White Rock Corporation v Middle Volga: Jurisdiction and appeals in commercial disputes

Consequential issues in jurisdiction challenge including costs assessment, permission to appeal and procedural compliance
In White Rock Corporation Ltd v Middle Volga Shipping Company & Anor [2025] EWHC 2746 (Comm), Peter MacDonald Eggers KC, sitting as a Deputy High Court Judge, addressed several consequential matters arising from his earlier judgement allowing the First Defendant's jurisdiction challenge under CPR rule 11(1). The subsequent determination, handed down on 24 October 2025, clarifies important procedural considerations regarding costs, applications for permission to appeal, and time limits for filing appellant's notices.
The dispute centred on three interconnected issues. First, the quantum of costs to be awarded following the successful jurisdiction challenge. The First Defendant sought summary assessment of £78,850.25, comprising solicitors' fees, disbursements including Russian legal fees, and costs relating to the consequential issues themselves. The Claimant, whilst not disputing the First Defendant's entitlement to costs as the successful party, provided no substantive submissions on quantum. The court found the costs reasonable and proportionate, summarily assessing them at the full amount claimed.

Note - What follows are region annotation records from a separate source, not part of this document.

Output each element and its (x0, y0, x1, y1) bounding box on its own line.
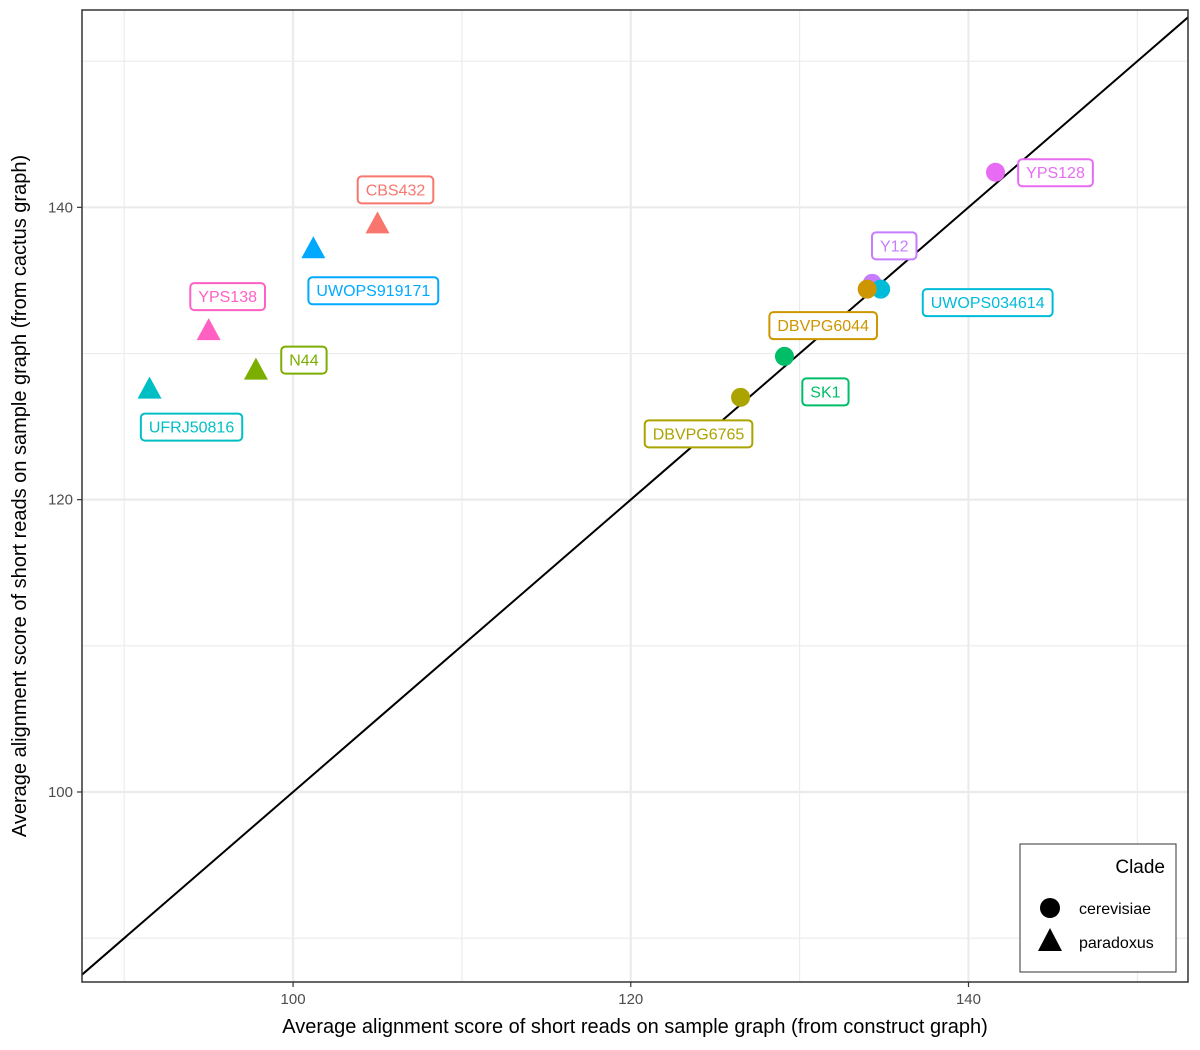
point-label-box (280, 345, 328, 375)
point-label-text: DBVPG6044 (777, 318, 869, 335)
point-label: YPS138 (189, 282, 267, 312)
y-tick-label: 140 (48, 199, 73, 216)
legend-circle-key (1040, 898, 1060, 918)
point-labels: CBS432 UWOPS919171 YPS138 N44 UFRJ50816 YPS12… (139, 158, 1094, 449)
x-tick-label: 100 (281, 991, 306, 1008)
y-tick-label: 100 (48, 784, 73, 801)
data-point-triangle (301, 236, 326, 259)
x-tick-label: 120 (618, 991, 643, 1008)
data-point-triangle (137, 376, 162, 399)
data-point-circle (774, 346, 794, 366)
point-label: DBVPG6044 (768, 311, 878, 341)
point-label-box (189, 282, 267, 312)
data-point-circle (871, 279, 891, 299)
legend-label-cerevisiae: cerevisiae (1079, 901, 1151, 918)
x-axis-title: Average alignment score of short reads o… (282, 1016, 988, 1038)
point-label-text: CBS432 (366, 182, 426, 199)
point-label-text: YPS138 (198, 289, 257, 306)
point-label-text: UFRJ50816 (149, 420, 234, 437)
point-label: UWOPS919171 (307, 276, 440, 306)
y-tick-label: 120 (48, 492, 73, 509)
point-label-box (921, 288, 1054, 318)
point-label: CBS432 (356, 175, 435, 205)
panel-border (81, 9, 1189, 983)
point-label-box (643, 419, 754, 449)
point-label: Y12 (871, 231, 918, 261)
point-label-text: SK1 (810, 384, 840, 401)
x-tick-label: 140 (956, 991, 981, 1008)
point-label: UFRJ50816 (139, 412, 244, 442)
point-label: N44 (280, 345, 328, 375)
point-label-text: DBVPG6765 (653, 426, 745, 443)
legend-title: Clade (1115, 857, 1165, 878)
point-label-text: N44 (289, 353, 318, 370)
point-label-text: Y12 (880, 238, 909, 255)
data-point-circle (857, 279, 877, 299)
legend: Clade cerevisiae paradoxus (1019, 843, 1177, 973)
point-label-box (1017, 158, 1094, 188)
y-axis-title: Average alignment score of short reads o… (9, 155, 31, 837)
point-label-box (871, 231, 918, 261)
point-label-text: UWOPS919171 (316, 283, 430, 300)
point-label-box (356, 175, 435, 205)
legend-triangle-key (1038, 928, 1062, 951)
point-label: SK1 (801, 377, 850, 407)
grid (82, 10, 1188, 982)
point-label: UWOPS034614 (921, 288, 1054, 318)
point-label-text: YPS128 (1026, 165, 1085, 182)
data-point-circle (731, 387, 751, 407)
data-points (137, 162, 1006, 407)
point-label-text: UWOPS034614 (931, 295, 1045, 312)
legend-label-paradoxus: paradoxus (1079, 935, 1154, 952)
point-label-box (768, 311, 878, 341)
point-label: DBVPG6765 (643, 419, 754, 449)
data-point-triangle (365, 211, 390, 234)
data-point-circle (986, 162, 1006, 182)
point-label: YPS128 (1017, 158, 1094, 188)
data-point-triangle (243, 357, 268, 380)
point-label-box (801, 377, 850, 407)
axis-ticks: 100 120 140 100 120 140 (48, 199, 981, 1008)
point-label-box (307, 276, 440, 306)
point-label-box (139, 412, 244, 442)
data-point-triangle (196, 318, 221, 341)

The second issue concerned the Claimant's application for permission to appeal. The First Defendant contended this application was made out of time, citing CPR rule 52.3(2)(a), which requires applications for permission to appeal to be made at the hearing where the decision was reached or at any adjournment of that hearing. Central to this argument was the interpretation of McDonald v Rose [2019] EWCA Civ 4, which establishes that dealing with consequential matters in writing does not constitute a formal adjournment of the decision hearing. The court agreed with this analysis, finding that the informal arrangement to deal with consequential issues on paper failed to create the necessary adjournment. Consequently, the judge concluded he lacked jurisdiction to determine the permission application.

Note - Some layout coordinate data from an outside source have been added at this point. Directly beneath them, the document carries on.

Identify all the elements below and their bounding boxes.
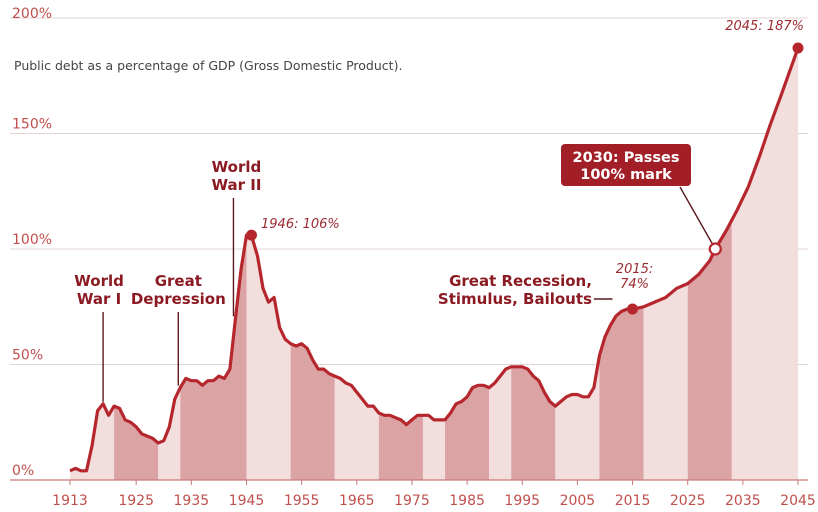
- leader-line: [679, 186, 716, 250]
- debt-line: [69, 47, 800, 473]
- annotation-box-2030: [559, 142, 693, 188]
- x-axis-ticks: 1913 1925 1935 1945 1955 1965 1975 1985 1995 2005…: [52, 480, 816, 509]
- marker-1946: [246, 229, 257, 241]
- marker-2030: [708, 242, 722, 256]
- marker-2045: [792, 42, 804, 54]
- x-tick-label: 1913: [52, 493, 88, 509]
- x-tick-label: 1985: [449, 493, 485, 509]
- x-tick-label: 1945: [229, 493, 265, 509]
- x-tick-label: 1975: [394, 493, 430, 509]
- y-tick-label: 0%: [12, 463, 34, 479]
- x-tick-label: 2025: [670, 493, 706, 509]
- marker-2015: [627, 303, 639, 315]
- annotation-2030: 2030: Passes 100% mark: [573, 150, 680, 183]
- annotation-world-war-2: World War II: [211, 158, 261, 194]
- annotation-2045: 2045: 187%: [725, 19, 804, 34]
- x-tick-label: 1995: [504, 493, 540, 509]
- y-axis-ticks: 0% 50% 100% 150% 200%: [12, 6, 52, 479]
- annotation-1946-peak: 1946: 106%: [261, 217, 340, 232]
- y-tick-label: 100%: [12, 232, 52, 248]
- x-tick-label: 2005: [560, 493, 596, 509]
- chart-subtitle: Public debt as a percentage of GDP (Gros…: [14, 58, 403, 73]
- era-band: [731, 48, 798, 480]
- series-line: [10, 47, 808, 481]
- x-tick-label: 2035: [725, 493, 761, 509]
- annotation-great-depression: Great Depression: [131, 272, 226, 308]
- x-tick-label: 2045: [780, 493, 816, 509]
- x-tick-label: 2015: [615, 493, 651, 509]
- x-tick-label: 1925: [118, 493, 154, 509]
- x-tick-label: 1955: [284, 493, 320, 509]
- x-tick-label: 1935: [174, 493, 210, 509]
- y-tick-label: 150%: [12, 117, 52, 133]
- y-tick-label: 50%: [12, 348, 43, 364]
- y-tick-label: 200%: [12, 6, 52, 22]
- annotation-world-war-1: World War I: [74, 272, 124, 308]
- annotation-great-recession: Great Recession, Stimulus, Bailouts: [438, 272, 592, 308]
- x-tick-label: 1965: [339, 493, 375, 509]
- annotation-2015: 2015: 74%: [616, 262, 653, 292]
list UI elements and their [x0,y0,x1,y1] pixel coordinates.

Had jurisdiction existed, the court would have refused permission on substantive grounds. The proposed grounds of appeal challenged the assessment of evidence and the application of principles from Kaefer, rather than alleging any misinterpretation of legal principles. The court noted that challenging a decision based on assessment of factual evidence faces a more onerous test than appeals on questions of law or construction. The judge had found that even limiting examination to the recap and Q88 forms alone would have led to the conclusion that North Global, not Middle Volga, was the charterers' counterparty—a finding sufficient to sustain the jurisdiction challenge regardless of other considerations.
The third matter involved the time for filing an appellant's notice. The Claimant sought what it characterised as a direction under CPR rule 52.12(2)(a) for filing within 14 days of the permission decision, arguing this was not an extension application but merely a timetabling direction. The First Defendant maintained the standard 21-day period under CPR rule 52.12(2)(b) had already expired on 28 August 2025, making this a belated extension application subject to the Denton three-stage test.
The court found it lacked jurisdiction to grant any extension, as CPR rule 52.12(2)(a) only permits the lower court to extend time at the decision hearing or an adjournment thereof. Since no formal adjournment occurred, this jurisdiction was unavailable. However, the judge indicated that had jurisdiction existed, the extension would have been granted. Applying Denton principles, whilst the breach might be characterised as significant, it resulted from an understandable misapprehension about procedural requirements. Crucially, no prejudice accrued to the First Defendant, as the application would have been made at this juncture even under correct procedure.
The judgement reinforces the importance of strict procedural compliance regarding appeals from jurisdiction challenges, particularly concerning the timing of applications and the distinction between informal case management and formal adjournments. The Claimant must now pursue any permission application directly with the Court of Appeal.